Member of the Assembly of Madrid
- Incumbent
- Assumed office 2011

Personal details
- Born: Jaime María de Berenguer de Santiago 25 October 1967 (age 58)
- Party: Vox (2016-) Union, Progress and Democracy (2011-2016)
- Education: Autonomous University of Madrid

= Jaime de Berenguer =

Spanish politician

Jaime María de Berenguer de Santiago (born 25 October 1967) is a Spanish politician and nobleman who has been a member of the Assembly of Madrid since 2011. He is a member of the House of Silva and holds the title of the 21st Count of Cifuentes.

==Biography==
de Berenguer was born in Madrid to a Spanish noble family and is a descendant of Ramon Berenguer IV, Count of Barcelona. He is the son of Juan de Berenguer y Casani, 5th Count of Cifuentes.

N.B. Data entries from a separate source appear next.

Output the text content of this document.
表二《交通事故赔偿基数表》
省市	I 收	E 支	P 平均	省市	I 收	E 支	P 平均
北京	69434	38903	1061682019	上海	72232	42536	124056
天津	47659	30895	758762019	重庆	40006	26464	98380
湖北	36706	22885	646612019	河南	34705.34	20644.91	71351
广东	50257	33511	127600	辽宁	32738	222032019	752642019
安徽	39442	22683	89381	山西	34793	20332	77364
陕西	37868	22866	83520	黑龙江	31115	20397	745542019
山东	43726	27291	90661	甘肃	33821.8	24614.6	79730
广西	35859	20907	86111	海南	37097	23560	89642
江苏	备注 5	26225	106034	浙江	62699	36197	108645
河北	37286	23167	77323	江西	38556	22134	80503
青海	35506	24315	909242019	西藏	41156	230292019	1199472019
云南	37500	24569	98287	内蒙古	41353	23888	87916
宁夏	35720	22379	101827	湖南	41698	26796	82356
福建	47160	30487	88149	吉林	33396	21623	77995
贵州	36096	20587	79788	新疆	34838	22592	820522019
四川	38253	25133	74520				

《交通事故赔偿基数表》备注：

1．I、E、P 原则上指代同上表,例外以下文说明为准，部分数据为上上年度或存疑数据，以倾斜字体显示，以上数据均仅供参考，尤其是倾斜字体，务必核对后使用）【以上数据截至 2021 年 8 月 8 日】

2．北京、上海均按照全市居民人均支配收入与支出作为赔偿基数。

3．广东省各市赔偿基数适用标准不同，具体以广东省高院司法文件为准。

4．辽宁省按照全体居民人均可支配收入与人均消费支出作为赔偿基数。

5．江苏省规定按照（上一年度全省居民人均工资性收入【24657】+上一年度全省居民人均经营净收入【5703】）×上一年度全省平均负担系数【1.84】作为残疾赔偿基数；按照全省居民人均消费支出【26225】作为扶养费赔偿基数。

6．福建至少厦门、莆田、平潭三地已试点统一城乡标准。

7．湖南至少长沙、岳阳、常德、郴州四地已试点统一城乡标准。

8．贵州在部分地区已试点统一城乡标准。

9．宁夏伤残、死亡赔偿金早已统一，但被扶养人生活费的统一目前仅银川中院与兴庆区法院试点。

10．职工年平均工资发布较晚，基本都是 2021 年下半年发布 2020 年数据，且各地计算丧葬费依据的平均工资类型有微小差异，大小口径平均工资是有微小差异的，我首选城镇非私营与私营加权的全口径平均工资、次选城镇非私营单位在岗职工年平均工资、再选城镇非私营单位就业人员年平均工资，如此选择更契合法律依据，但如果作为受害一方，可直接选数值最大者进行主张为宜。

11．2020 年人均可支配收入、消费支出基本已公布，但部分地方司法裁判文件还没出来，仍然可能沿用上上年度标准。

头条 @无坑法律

He graduated with a PhD in psychology at the Autonomous University of Madrid (UAM) in 1998 with a published thesis Attitudes and environmental beliefs: a psychosocial explanation of ecological behavior. He subsequently worked as a professor at the UAM.

He first entered politics in 2011 in which he was elected as a city councilor in Madrid on the list for the Union, Progress and Democracy party. In 2016, he switched his support to the nationalist Vox party and won a seat in the Assembly of Madrid elections of 2019.